Jadi, sekarang mengajukan pinjaman online Syariah, Anda juga dapat sekaligus menabung pahala. 

  1. Struktur Organisasi 

Pada pihak pinjaman online Syariah, mereka akan diawasi langsung oleh Dewan Pengawas Syariah (DPS). Dengan demikian, tidak akan terjadi penyelewengan dana. Selain itu, sistem operasional dan setiap produknya juga diawasi oleh DPS supaya sesuai dengan prinsip Syariah. 

Namun, DPS ini tidak ada di pinjaman online konvensional. Pinjaman online konvensional memakai Otoritas Jasa Keuangan (OJK) untuk mengawasi keuangan. 

  1. Jenis Usaha yang Dibiayai 

Untuk pinjaman Syariah mempunyai aturan jika pinjaman hanya akan diberikan untuk usaha yang tidak melanggar norma agama dan hukum serta halal. Tentu saja hal tersebut berbeda dengan pinjaman online konvensional. Pinjaman akan diberikan kepada peminjam untuk kepentingan apapun selama seluruh persyaratan yang telah ditentukan sudah lengkap.

  1. Ketersediaan Pinjaman 

Memang pada dasarnya pinjaman konvensional ini tidak memiliki perbedaan yang jauh dalam hal dokumen. Tetapi, ada sedikit perbedaan yang terletak disini yaitu jika pinjaman Syariah memberikan produk yang dapat dipakai untuk kepentingan tertentu saja yang tidak terdapat di pinjaman konvensional.

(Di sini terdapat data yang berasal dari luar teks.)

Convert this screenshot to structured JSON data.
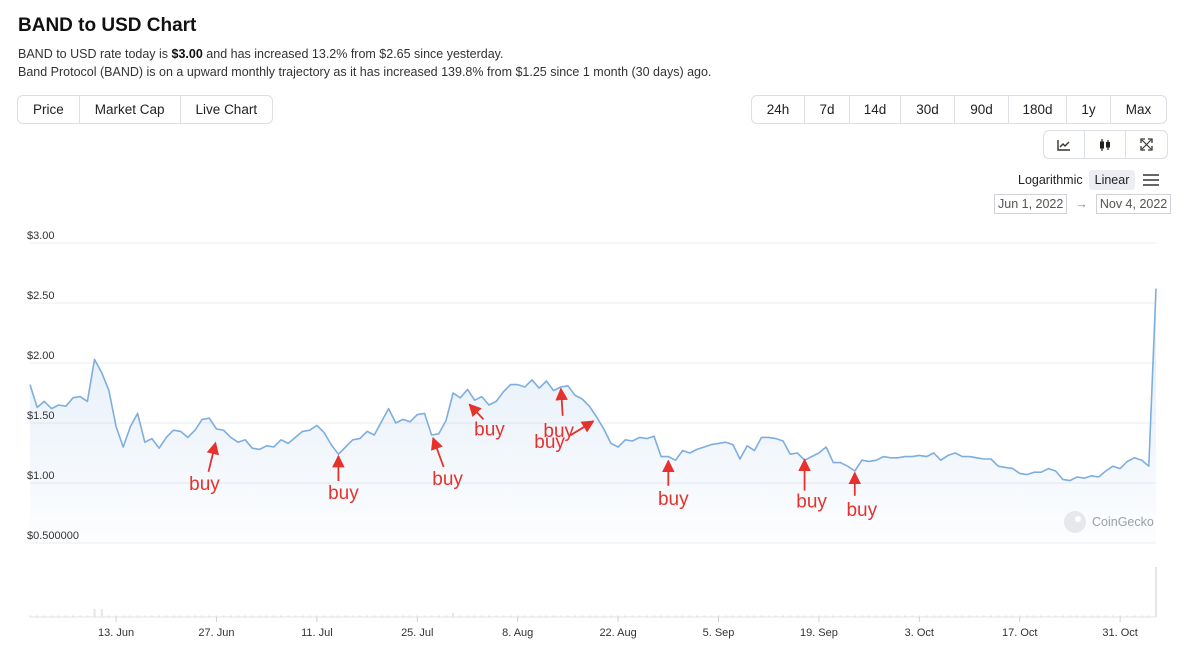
{
  "header": {
    "title": "BAND to USD Chart",
    "desc1_a": "BAND to USD rate today is ",
    "desc1_price": "$3.00",
    "desc1_b": " and has increased 13.2% from $2.65 since yesterday.",
    "desc2": "Band Protocol (BAND) is on a upward monthly trajectory as it has increased 139.8% from $1.25 since 1 month (30 days) ago."
  },
  "tabs": [
    {
      "label": "Price",
      "active": true
    },
    {
      "label": "Market Cap",
      "active": false
    },
    {
      "label": "Live Chart",
      "active": false
    }
  ],
  "ranges": [
    {
      "label": "24h",
      "active": true
    },
    {
      "label": "7d",
      "active": false
    },
    {
      "label": "14d",
      "active": false
    },
    {
      "label": "30d",
      "active": false
    },
    {
      "label": "90d",
      "active": false
    },
    {
      "label": "180d",
      "active": false
    },
    {
      "label": "1y",
      "active": false
    },
    {
      "label": "Max",
      "active": false
    }
  ],
  "chart_types": [
    {
      "icon": "line-chart-icon",
      "active": true
    },
    {
      "icon": "candlestick-icon",
      "active": false
    },
    {
      "icon": "expand-icon",
      "active": false
    }
  ],
  "scale": {
    "log_label": "Logarithmic",
    "linear_label": "Linear",
    "active": "Linear"
  },
  "date_range": {
    "from": "Jun 1, 2022",
    "arrow": "→",
    "to": "Nov 4, 2022"
  },
  "watermark": "CoinGecko",
  "colors": {
    "line": "#7eaee0",
    "annotation": "#e6322c"
  },
  "chart_data": {
    "type": "area",
    "x_start": "2022-06-01",
    "x_end": "2022-11-04",
    "ylim": [
      0.5,
      3.0
    ],
    "y_ticks": [
      {
        "value": 3.0,
        "label": "$3.00"
      },
      {
        "value": 2.5,
        "label": "$2.50"
      },
      {
        "value": 2.0,
        "label": "$2.00"
      },
      {
        "value": 1.5,
        "label": "$1.50"
      },
      {
        "value": 1.0,
        "label": "$1.00"
      },
      {
        "value": 0.5,
        "label": "$0.500000"
      }
    ],
    "x_ticks": [
      {
        "date": "2022-06-13",
        "label": "13. Jun"
      },
      {
        "date": "2022-06-27",
        "label": "27. Jun"
      },
      {
        "date": "2022-07-11",
        "label": "11. Jul"
      },
      {
        "date": "2022-07-25",
        "label": "25. Jul"
      },
      {
        "date": "2022-08-08",
        "label": "8. Aug"
      },
      {
        "date": "2022-08-22",
        "label": "22. Aug"
      },
      {
        "date": "2022-09-05",
        "label": "5. Sep"
      },
      {
        "date": "2022-09-19",
        "label": "19. Sep"
      },
      {
        "date": "2022-10-03",
        "label": "3. Oct"
      },
      {
        "date": "2022-10-17",
        "label": "17. Oct"
      },
      {
        "date": "2022-10-31",
        "label": "31. Oct"
      }
    ],
    "series": [
      {
        "values": [
          [
            "2022-06-01",
            1.82
          ],
          [
            "2022-06-02",
            1.63
          ],
          [
            "2022-06-03",
            1.68
          ],
          [
            "2022-06-04",
            1.62
          ],
          [
            "2022-06-05",
            1.65
          ],
          [
            "2022-06-06",
            1.64
          ],
          [
            "2022-06-07",
            1.71
          ],
          [
            "2022-06-08",
            1.72
          ],
          [
            "2022-06-09",
            1.68
          ],
          [
            "2022-06-10",
            2.03
          ],
          [
            "2022-06-11",
            1.92
          ],
          [
            "2022-06-12",
            1.77
          ],
          [
            "2022-06-13",
            1.47
          ],
          [
            "2022-06-14",
            1.3
          ],
          [
            "2022-06-15",
            1.47
          ],
          [
            "2022-06-16",
            1.58
          ],
          [
            "2022-06-17",
            1.34
          ],
          [
            "2022-06-18",
            1.37
          ],
          [
            "2022-06-19",
            1.29
          ],
          [
            "2022-06-20",
            1.38
          ],
          [
            "2022-06-21",
            1.44
          ],
          [
            "2022-06-22",
            1.43
          ],
          [
            "2022-06-23",
            1.38
          ],
          [
            "2022-06-24",
            1.44
          ],
          [
            "2022-06-25",
            1.53
          ],
          [
            "2022-06-26",
            1.54
          ],
          [
            "2022-06-27",
            1.45
          ],
          [
            "2022-06-28",
            1.44
          ],
          [
            "2022-06-29",
            1.38
          ],
          [
            "2022-06-30",
            1.34
          ],
          [
            "2022-07-01",
            1.36
          ],
          [
            "2022-07-02",
            1.29
          ],
          [
            "2022-07-03",
            1.28
          ],
          [
            "2022-07-04",
            1.31
          ],
          [
            "2022-07-05",
            1.3
          ],
          [
            "2022-07-06",
            1.36
          ],
          [
            "2022-07-07",
            1.33
          ],
          [
            "2022-07-08",
            1.38
          ],
          [
            "2022-07-09",
            1.43
          ],
          [
            "2022-07-10",
            1.44
          ],
          [
            "2022-07-11",
            1.48
          ],
          [
            "2022-07-12",
            1.42
          ],
          [
            "2022-07-13",
            1.32
          ],
          [
            "2022-07-14",
            1.24
          ],
          [
            "2022-07-15",
            1.3
          ],
          [
            "2022-07-16",
            1.36
          ],
          [
            "2022-07-17",
            1.37
          ],
          [
            "2022-07-18",
            1.43
          ],
          [
            "2022-07-19",
            1.4
          ],
          [
            "2022-07-20",
            1.51
          ],
          [
            "2022-07-21",
            1.62
          ],
          [
            "2022-07-22",
            1.5
          ],
          [
            "2022-07-23",
            1.53
          ],
          [
            "2022-07-24",
            1.51
          ],
          [
            "2022-07-25",
            1.57
          ],
          [
            "2022-07-26",
            1.58
          ],
          [
            "2022-07-27",
            1.4
          ],
          [
            "2022-07-28",
            1.41
          ],
          [
            "2022-07-29",
            1.52
          ],
          [
            "2022-07-30",
            1.75
          ],
          [
            "2022-07-31",
            1.71
          ],
          [
            "2022-08-01",
            1.78
          ],
          [
            "2022-08-02",
            1.69
          ],
          [
            "2022-08-03",
            1.72
          ],
          [
            "2022-08-04",
            1.65
          ],
          [
            "2022-08-05",
            1.68
          ],
          [
            "2022-08-06",
            1.76
          ],
          [
            "2022-08-07",
            1.82
          ],
          [
            "2022-08-08",
            1.82
          ],
          [
            "2022-08-09",
            1.8
          ],
          [
            "2022-08-10",
            1.86
          ],
          [
            "2022-08-11",
            1.79
          ],
          [
            "2022-08-12",
            1.85
          ],
          [
            "2022-08-13",
            1.77
          ],
          [
            "2022-08-14",
            1.8
          ],
          [
            "2022-08-15",
            1.81
          ],
          [
            "2022-08-16",
            1.73
          ],
          [
            "2022-08-17",
            1.7
          ],
          [
            "2022-08-18",
            1.64
          ],
          [
            "2022-08-19",
            1.55
          ],
          [
            "2022-08-20",
            1.45
          ],
          [
            "2022-08-21",
            1.33
          ],
          [
            "2022-08-22",
            1.3
          ],
          [
            "2022-08-23",
            1.36
          ],
          [
            "2022-08-24",
            1.35
          ],
          [
            "2022-08-25",
            1.38
          ],
          [
            "2022-08-26",
            1.37
          ],
          [
            "2022-08-27",
            1.39
          ],
          [
            "2022-08-28",
            1.22
          ],
          [
            "2022-08-29",
            1.22
          ],
          [
            "2022-08-30",
            1.19
          ],
          [
            "2022-08-31",
            1.27
          ],
          [
            "2022-09-01",
            1.25
          ],
          [
            "2022-09-02",
            1.28
          ],
          [
            "2022-09-03",
            1.3
          ],
          [
            "2022-09-04",
            1.32
          ],
          [
            "2022-09-05",
            1.33
          ],
          [
            "2022-09-06",
            1.34
          ],
          [
            "2022-09-07",
            1.32
          ],
          [
            "2022-09-08",
            1.2
          ],
          [
            "2022-09-09",
            1.31
          ],
          [
            "2022-09-10",
            1.27
          ],
          [
            "2022-09-11",
            1.38
          ],
          [
            "2022-09-12",
            1.38
          ],
          [
            "2022-09-13",
            1.37
          ],
          [
            "2022-09-14",
            1.35
          ],
          [
            "2022-09-15",
            1.24
          ],
          [
            "2022-09-16",
            1.25
          ],
          [
            "2022-09-17",
            1.19
          ],
          [
            "2022-09-18",
            1.22
          ],
          [
            "2022-09-19",
            1.25
          ],
          [
            "2022-09-20",
            1.3
          ],
          [
            "2022-09-21",
            1.17
          ],
          [
            "2022-09-22",
            1.17
          ],
          [
            "2022-09-23",
            1.14
          ],
          [
            "2022-09-24",
            1.1
          ],
          [
            "2022-09-25",
            1.19
          ],
          [
            "2022-09-26",
            1.18
          ],
          [
            "2022-09-27",
            1.19
          ],
          [
            "2022-09-28",
            1.22
          ],
          [
            "2022-09-29",
            1.21
          ],
          [
            "2022-09-30",
            1.21
          ],
          [
            "2022-10-01",
            1.22
          ],
          [
            "2022-10-02",
            1.22
          ],
          [
            "2022-10-03",
            1.23
          ],
          [
            "2022-10-04",
            1.22
          ],
          [
            "2022-10-05",
            1.25
          ],
          [
            "2022-10-06",
            1.19
          ],
          [
            "2022-10-07",
            1.23
          ],
          [
            "2022-10-08",
            1.25
          ],
          [
            "2022-10-09",
            1.22
          ],
          [
            "2022-10-10",
            1.22
          ],
          [
            "2022-10-11",
            1.21
          ],
          [
            "2022-10-12",
            1.2
          ],
          [
            "2022-10-13",
            1.2
          ],
          [
            "2022-10-14",
            1.14
          ],
          [
            "2022-10-15",
            1.13
          ],
          [
            "2022-10-16",
            1.12
          ],
          [
            "2022-10-17",
            1.08
          ],
          [
            "2022-10-18",
            1.07
          ],
          [
            "2022-10-19",
            1.09
          ],
          [
            "2022-10-20",
            1.09
          ],
          [
            "2022-10-21",
            1.12
          ],
          [
            "2022-10-22",
            1.1
          ],
          [
            "2022-10-23",
            1.03
          ],
          [
            "2022-10-24",
            1.02
          ],
          [
            "2022-10-25",
            1.05
          ],
          [
            "2022-10-26",
            1.04
          ],
          [
            "2022-10-27",
            1.06
          ],
          [
            "2022-10-28",
            1.05
          ],
          [
            "2022-10-29",
            1.1
          ],
          [
            "2022-10-30",
            1.14
          ],
          [
            "2022-10-31",
            1.12
          ],
          [
            "2022-11-01",
            1.18
          ],
          [
            "2022-11-02",
            1.21
          ],
          [
            "2022-11-03",
            1.19
          ],
          [
            "2022-11-04",
            1.14
          ],
          [
            "2022-11-05",
            2.62
          ]
        ]
      }
    ],
    "annotations": [
      {
        "text": "buy",
        "date": "2022-06-27",
        "value": 1.36
      },
      {
        "text": "buy",
        "date": "2022-07-14",
        "value": 1.25
      },
      {
        "text": "buy",
        "date": "2022-07-27",
        "value": 1.4
      },
      {
        "text": "buy",
        "date": "2022-08-01",
        "value": 1.68
      },
      {
        "text": "buy",
        "date": "2022-08-14",
        "value": 1.81
      },
      {
        "text": "buy",
        "date": "2022-08-19",
        "value": 1.54
      },
      {
        "text": "buy",
        "date": "2022-08-29",
        "value": 1.21
      },
      {
        "text": "buy",
        "date": "2022-09-17",
        "value": 1.22
      },
      {
        "text": "buy",
        "date": "2022-09-24",
        "value": 1.11
      }
    ],
    "grid": true
  }
}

Misalnya pembiayaan umroh dan haji. Kedua belah pihak akan mengutamakan keuntungan namun hal ini hanya berlaku untuk kebahagian dan kemakmuran dunia serta akhirat. Sehingga, bisa tercipta rasa kekeluargaan yang sangat erat. Lain halnya dengan pihak pinjaman konvensional yang membuat kerja sama dengan hanya sistem debitur dan kreditur saja. 

  1. Resiko 

Di dalam pinjaman Syariah, pihak dari pemberi pinjaman juga akan ikut menanggung sebagian resiko dari pinjaman tersebut. Jika pada pinjaman online konvensional, peminjam akan menanggung seluruh resikonya sendiri bila tidak dapat mengembalikan pinjaman. 

 

Nah, demikianlah perbedaan dari pinjaman online konvensional dan pinjaman online Syariah. Semoga dengan penjelasan di atas bisa membantu Anda untuk menentukan lembaga pinjaman yang akan Anda gunakan. Jangan lupa jika Anda ingin melakukan pengajuan pinjaman online, Anda harus berhati-hati dan teliti untuk memilih lembaga keuangan. Sebab jika tidak, Anda bisa mengalami kerugian. Semoga membantu!